All three are understandable, but each has its problems:
1-2. One of the beauties of an online course is that it's not in any fixed physical location. It's in The Cloud, wherever that is. Clouds drift. Where somebody's office is doesn't determine where the work is done. For example, Stat 2.3X won't start till the semester is over in Berkeley; I might handle that one from several different time zones.
3. Students move, even across time zones. We don't want to keep track of where they're working from, and we can't have each student setting his or her own time zone for each assignment, specially when many students aren't clear about time zones at all.
So we stayed with a single time zone - GMT - which is the platform default and is a standard across the world. Using GMT forces us as course developers to do what most of our students do, which is to arrange our working hours to meet deadlines set in a different time zone. It's an excellent way for us to stay aware of how students have to organize their time.
That said, every deadline that appears on the class website should have a time zone attached to it. And that's not happening. Why? Because it's not possible in the current state of the platform. However, EdX is responsive to concerns and is working on it. Let's hope we'll soon be able to display time zones along with times.
Until that happens, we're stating GMT (also spelled out as Greenwich Mean Time) in bold at the tops of assignments, since stating it once didn't do the job.

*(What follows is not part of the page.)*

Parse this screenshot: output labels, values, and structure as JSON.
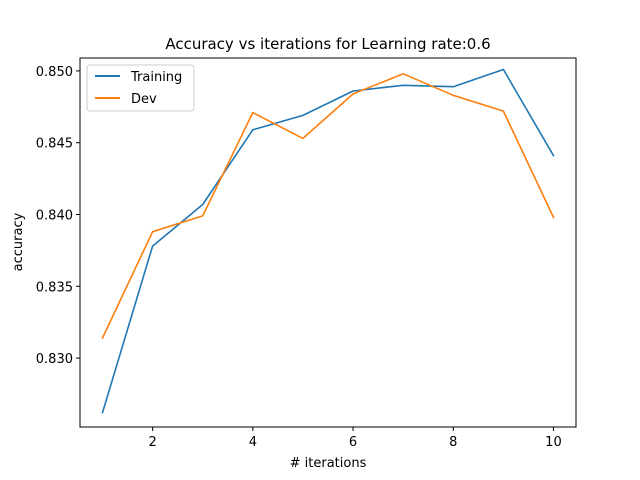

And that's as much as we're going to do. We will not have countdown clocks nor reminders sent by email shortly before deadlines. There are other priorities for our overworked engineers; most students finish their work long before the deadlines, anyway.
As for the song, a guy walks up to the singer and asks him for the time "that was on my watch," and the singer subjects him to a "does anybody know and does anybody care" philosophical non-response. You can't help feeling sorry for the poor guy who was probably just trying to catch a bus.
Good song, though, for when you're feeling grumpy about the rat race.